Salman Rushdie musste deshalb jahrelang unter intensivem Polizeischutz leben. Mehr als 20 Jahre lang ging man davon aus, dass keine Gefahr mehr für sein Leben bestehe. Doch diese Annahme hat sich durch das blutige Attentat in New York auf schockierende Weise als trügerisch erwiesen. Es macht deutlich, dass die Bedrohung der elementaren Menschenrechte und Freiheiten virulent ist. Der Anschlag auf Rushdie fällt in eine Zeit, in der die demokratische Welt von immer aggressiveren autoritären Mächten unterschiedlichster Prägung in die Defensive gedrängt, wenn nicht – wie in der Ukraine – durch offenen Krieg und ein unglaubliches Ausmaß an Gewalt mit Tod und Zerstörung überzogen wird.
Es ist daher dringend geboten, entschlossen aufzustehen und Recht und Menschenwürde zu verteidigen. Mit der Lektüre seiner Romane und Essays können freiheitsliebende Menschen in aller Welt ein Zeichen setzen, dass sie sich von Gewaltandrohungen nicht einschüchtern lassen und sich keinem Versuch beugen, Gedanken in Wort, Schrift und Bild zu unterdrücken oder auszulöschen.

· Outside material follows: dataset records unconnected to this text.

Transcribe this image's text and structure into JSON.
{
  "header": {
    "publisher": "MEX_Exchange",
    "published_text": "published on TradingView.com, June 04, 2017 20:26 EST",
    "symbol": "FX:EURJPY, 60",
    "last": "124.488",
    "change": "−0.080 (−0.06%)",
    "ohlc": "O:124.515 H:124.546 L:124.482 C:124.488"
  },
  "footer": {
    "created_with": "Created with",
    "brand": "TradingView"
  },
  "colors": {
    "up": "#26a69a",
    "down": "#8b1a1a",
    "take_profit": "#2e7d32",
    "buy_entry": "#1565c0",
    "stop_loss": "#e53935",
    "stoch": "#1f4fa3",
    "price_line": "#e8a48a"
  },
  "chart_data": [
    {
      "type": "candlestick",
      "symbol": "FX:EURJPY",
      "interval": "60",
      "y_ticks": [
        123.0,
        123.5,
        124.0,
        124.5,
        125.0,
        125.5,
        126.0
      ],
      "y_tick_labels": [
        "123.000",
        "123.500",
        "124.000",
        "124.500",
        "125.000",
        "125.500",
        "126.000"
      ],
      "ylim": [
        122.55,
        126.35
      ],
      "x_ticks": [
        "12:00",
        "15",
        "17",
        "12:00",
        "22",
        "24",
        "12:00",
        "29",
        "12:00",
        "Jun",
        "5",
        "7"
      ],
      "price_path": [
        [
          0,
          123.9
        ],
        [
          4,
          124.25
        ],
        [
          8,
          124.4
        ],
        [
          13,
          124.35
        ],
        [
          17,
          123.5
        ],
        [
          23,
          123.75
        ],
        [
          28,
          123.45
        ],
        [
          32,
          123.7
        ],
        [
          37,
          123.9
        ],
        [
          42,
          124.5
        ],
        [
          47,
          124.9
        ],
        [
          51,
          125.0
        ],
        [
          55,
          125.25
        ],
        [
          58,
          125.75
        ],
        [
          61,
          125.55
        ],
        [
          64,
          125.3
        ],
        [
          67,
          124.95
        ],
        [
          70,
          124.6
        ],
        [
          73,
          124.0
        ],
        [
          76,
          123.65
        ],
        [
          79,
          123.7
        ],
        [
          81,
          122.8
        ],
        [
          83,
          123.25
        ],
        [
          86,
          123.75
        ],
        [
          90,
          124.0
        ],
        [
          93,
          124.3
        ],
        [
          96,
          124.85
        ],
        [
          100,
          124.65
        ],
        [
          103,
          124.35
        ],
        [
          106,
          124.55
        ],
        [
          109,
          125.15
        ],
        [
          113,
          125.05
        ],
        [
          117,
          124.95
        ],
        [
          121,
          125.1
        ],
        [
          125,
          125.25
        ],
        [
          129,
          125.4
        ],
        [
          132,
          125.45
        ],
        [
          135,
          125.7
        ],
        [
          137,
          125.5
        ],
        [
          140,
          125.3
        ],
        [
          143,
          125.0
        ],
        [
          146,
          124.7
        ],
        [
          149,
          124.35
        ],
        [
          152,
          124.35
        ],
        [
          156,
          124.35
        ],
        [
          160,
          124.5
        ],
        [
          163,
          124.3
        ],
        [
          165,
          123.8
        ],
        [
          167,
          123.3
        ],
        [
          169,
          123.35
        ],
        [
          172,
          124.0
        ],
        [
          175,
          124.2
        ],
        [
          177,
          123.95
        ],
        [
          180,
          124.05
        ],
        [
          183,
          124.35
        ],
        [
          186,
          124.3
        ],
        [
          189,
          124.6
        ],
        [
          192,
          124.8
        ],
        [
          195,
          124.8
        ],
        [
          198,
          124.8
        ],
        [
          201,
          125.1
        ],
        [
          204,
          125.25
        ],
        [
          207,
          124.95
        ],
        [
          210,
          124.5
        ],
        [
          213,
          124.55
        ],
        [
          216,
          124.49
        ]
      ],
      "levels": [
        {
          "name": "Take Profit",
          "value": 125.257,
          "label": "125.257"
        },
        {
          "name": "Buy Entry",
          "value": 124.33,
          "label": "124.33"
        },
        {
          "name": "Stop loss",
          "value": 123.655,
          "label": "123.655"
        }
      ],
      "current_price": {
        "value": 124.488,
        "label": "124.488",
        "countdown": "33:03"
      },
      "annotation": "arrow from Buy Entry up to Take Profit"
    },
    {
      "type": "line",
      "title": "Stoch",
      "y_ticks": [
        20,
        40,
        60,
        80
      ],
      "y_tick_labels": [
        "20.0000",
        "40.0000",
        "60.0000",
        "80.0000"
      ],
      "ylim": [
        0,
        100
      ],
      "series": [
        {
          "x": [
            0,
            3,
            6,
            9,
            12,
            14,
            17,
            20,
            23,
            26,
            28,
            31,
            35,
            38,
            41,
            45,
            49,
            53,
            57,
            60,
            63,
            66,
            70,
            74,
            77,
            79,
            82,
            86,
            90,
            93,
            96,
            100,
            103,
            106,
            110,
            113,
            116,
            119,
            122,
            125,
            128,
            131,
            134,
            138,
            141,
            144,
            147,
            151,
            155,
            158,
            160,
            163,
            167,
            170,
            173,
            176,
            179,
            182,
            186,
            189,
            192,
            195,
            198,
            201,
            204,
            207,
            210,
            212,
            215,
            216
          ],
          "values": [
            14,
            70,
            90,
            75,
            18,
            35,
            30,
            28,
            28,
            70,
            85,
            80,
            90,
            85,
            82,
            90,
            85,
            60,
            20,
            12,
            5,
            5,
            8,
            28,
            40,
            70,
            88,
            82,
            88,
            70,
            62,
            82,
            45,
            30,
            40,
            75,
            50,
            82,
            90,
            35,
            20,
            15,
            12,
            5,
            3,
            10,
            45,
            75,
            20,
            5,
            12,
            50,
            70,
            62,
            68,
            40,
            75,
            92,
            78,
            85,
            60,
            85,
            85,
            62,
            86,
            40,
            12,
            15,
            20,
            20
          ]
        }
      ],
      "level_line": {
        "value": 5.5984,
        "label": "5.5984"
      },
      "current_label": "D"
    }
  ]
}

Die Lesungen können überall stattfinden, auch privat im kleinen Kreis, in einer Schule, in einer Kultureinrichtung oder im Radio. Personen und Institutionen, die sich mit einer Lesung am 29. September beteiligen möchten, werden gebeten, uns folgende Informationen zukommen zu lassen: Organisatoren, Ort, Zeit, teilnehmende Akteure, Veranstaltungssprache, ggf. Link zu Ihrer Website. Die E-Mail-Adresse lautet: worldwidereading@literaturfestival.com. Wir bitten die Veranstalter, die Rechte für Lesungen selbst zu klären. (ilb)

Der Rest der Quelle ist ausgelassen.